Lebih lanjut, Mahadik mengatakan, “Jika Anda menderita alergi kacang dan mengonsumsi kacang, tubuh akan melepaskan zat kimia seperti histamin yang dapat menyebabkan gejala seperti mengi dan kesulitan bernapas, setelah minum air.” Itulah mengapa disarankan untuk minum air setelah minimal 10 menit.
Mengapa kacang tanah membuat Anda haus?
Kacang tanah cenderung memicu rasa haus berlebihan karena sifatnya yang cukup kering. Karena kacang-kacangan seperti kacang tanah secara alami kering, kacang tanah dapat membuat Anda merasa haus. Setelah mengonsumsi makanan berminyak atau kacang-kacangan, lemak dapat menumpuk di kerongkongan yang menyebabkan sakit tenggorokan dan batuk, membuat Anda merasa ingin minum air. Dan sekarang Anda tahu bahwa ini adalah kebiasaan yang harus Anda hindari.
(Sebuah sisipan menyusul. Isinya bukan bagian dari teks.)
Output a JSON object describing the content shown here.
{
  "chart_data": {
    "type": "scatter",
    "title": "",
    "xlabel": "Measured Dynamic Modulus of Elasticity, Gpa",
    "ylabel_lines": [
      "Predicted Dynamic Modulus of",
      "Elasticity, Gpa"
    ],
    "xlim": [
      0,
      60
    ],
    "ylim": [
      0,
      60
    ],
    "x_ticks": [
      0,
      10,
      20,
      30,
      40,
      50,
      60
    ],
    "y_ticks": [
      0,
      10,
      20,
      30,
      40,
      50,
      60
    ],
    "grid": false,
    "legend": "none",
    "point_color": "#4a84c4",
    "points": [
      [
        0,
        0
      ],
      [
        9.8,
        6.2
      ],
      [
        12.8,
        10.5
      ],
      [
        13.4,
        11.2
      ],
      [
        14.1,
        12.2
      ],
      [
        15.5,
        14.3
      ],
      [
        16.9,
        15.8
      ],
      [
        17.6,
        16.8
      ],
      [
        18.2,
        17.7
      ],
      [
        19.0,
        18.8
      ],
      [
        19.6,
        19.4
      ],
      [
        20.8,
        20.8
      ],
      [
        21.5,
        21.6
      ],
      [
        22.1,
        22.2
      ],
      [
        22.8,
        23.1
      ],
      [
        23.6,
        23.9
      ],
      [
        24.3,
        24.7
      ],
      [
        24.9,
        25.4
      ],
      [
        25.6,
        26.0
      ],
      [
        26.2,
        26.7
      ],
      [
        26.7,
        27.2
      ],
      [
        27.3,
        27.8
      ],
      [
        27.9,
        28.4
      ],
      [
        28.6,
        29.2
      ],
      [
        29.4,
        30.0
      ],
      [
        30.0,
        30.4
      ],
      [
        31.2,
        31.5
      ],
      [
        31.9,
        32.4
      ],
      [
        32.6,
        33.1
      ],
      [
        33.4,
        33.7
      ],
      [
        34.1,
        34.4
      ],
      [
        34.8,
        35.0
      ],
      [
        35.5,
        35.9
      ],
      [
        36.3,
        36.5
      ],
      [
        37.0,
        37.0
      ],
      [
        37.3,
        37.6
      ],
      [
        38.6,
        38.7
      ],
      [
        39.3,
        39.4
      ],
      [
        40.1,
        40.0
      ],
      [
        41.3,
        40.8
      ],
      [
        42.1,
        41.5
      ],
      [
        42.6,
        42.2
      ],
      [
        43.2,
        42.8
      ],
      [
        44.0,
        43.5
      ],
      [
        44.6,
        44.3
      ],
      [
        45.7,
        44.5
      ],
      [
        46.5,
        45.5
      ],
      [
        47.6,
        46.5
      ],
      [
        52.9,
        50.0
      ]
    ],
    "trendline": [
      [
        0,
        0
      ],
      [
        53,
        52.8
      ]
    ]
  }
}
Apakah kacang tanah baik untuk musim dingin?
Saat musim dingin tiba, kacang tanah yang renyah dan lezat menjadi salah satu teman favorit kita. Dan ya, kacang tanah baik untuk musim dingin. Mahadik mengatakan:
1. Kacang tanah kaya akan lemak sehat dan membuat perut kenyang, sehingga Anda secara alami mengurangi konsumsi kalori ekstra sepanjang hari, dan tidak menginginkan kalori kosong.
2. Sebuah studi yang dilakukan oleh para peneliti Harvard menunjukkan bahwa dua kali lebih banyak orang dapat mengikuti diet penurunan berat badan dan rencana pengelolaan berat badan yang mencakup kacang tanah dan selai kacang.
3. Ketika Anda makan segenggam kacang tanah setiap hari, Anda memberi tubuh Anda sumber protein nabati, serat, dan nutrisi yang kaya yang berkontribusi untuk membuat Anda merasa kenyang, membantu menjaga kalori tetap terkontrol.
4. Kacang tanah menyediakan nutrisi penting yang dapat membantu menjaga metabolisme Anda tetap optimal.
5. Kacang tanah membantu mencegah penyakit jantung dengan menurunkan kadar kolesterol; kacang tanah juga dikenal dapat menghentikan pembentukan gumpalan darah kecil dan dengan demikian mengurangi kemungkinan terkena stroke.
6. Selain itu, kacang tanah adalah makanan dengan indeks glikemik rendah yang berarti baik untuk penderita diabetes.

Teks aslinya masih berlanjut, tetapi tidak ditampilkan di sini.